Degradation mechanisms and kinetic studies for the treatment of X-ray contrast media compounds by advanced oxidation/reduction processes

Abstract

The presence of iodinated X-ray contrast media compounds (ICM) in surface and ground waters has been reported. This is likely due to their biological inertness and incomplete removal in wastewater treatment processes. The present study reports partial degradation mechanisms based on elucidating the structures of major reaction by-products using γ-irradiation and LC-MS. Studies conducted at concentrations higher than observed in natural waters is necessary to elucidate the reaction by-product structures and to develop destruction mechanisms. To support these mechanistic studies, the bimolecular rate constants for the reaction of OH and e − aq with one ionic ICM (diatrizoate), four non-ionic ICM (iohexol, iopromide, iopamidol, and iomeprol), and the several analogues of diatrizoate were determined. The absolute bimolecular reaction rate constants for diatrizoate, iohexol, iopromide, iopamidol, and iomeprol with OH were (9.58 ± 0.23)×10 8, (3.20 ± 0.13)×10 9, (3.34 ± 0.14)×10 9, (3.42 ± 0.28)×10 9, and (2.03 ± 0.13) × 10 9 M −1 s −1, and with e − aq were (2.13 ± 0.03)×10 10, (3.35 ± 0.03)×10 10, (3.25 ± 0.05)×10 10, (3.37 ± 0.05)×10 10, and (3.47 ± 0.02) × 10 10 M −1 s −1, respectively.

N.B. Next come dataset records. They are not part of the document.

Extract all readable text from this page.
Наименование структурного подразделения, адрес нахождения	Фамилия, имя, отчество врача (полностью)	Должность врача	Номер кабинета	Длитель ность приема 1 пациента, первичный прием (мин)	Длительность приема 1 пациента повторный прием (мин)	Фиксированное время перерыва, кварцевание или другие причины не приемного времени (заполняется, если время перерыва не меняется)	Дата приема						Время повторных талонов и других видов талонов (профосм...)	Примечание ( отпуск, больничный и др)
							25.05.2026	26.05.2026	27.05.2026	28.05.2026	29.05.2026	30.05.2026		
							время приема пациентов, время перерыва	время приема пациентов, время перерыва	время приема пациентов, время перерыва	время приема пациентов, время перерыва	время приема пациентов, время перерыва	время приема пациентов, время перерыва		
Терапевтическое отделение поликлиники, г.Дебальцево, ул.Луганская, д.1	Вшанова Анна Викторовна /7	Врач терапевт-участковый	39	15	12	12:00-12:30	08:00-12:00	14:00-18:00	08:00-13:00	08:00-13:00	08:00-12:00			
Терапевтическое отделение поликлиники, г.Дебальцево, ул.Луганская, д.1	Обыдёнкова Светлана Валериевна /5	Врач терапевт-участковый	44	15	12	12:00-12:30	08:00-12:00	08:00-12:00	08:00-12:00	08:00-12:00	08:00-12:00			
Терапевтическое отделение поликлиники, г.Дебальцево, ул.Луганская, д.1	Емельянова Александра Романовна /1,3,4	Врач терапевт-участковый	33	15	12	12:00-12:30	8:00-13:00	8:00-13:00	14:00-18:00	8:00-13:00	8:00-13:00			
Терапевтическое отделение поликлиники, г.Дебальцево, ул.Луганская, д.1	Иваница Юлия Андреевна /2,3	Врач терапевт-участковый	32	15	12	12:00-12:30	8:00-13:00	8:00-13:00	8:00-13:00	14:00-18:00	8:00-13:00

Transient spectra for the intermediates formed by the reaction of OH were also measured over the time period of 1–100 μs to better understand the stability of the radicals and for evaluation of reaction rate constants. Degradation efficiencies for the OH and e − aq reactions with the five ICM were determined using steady-state γ-radiolysis. Collectively, these data will form the basis of kinetic models for application of advanced oxidation/reduction processes for treating water containing these compounds.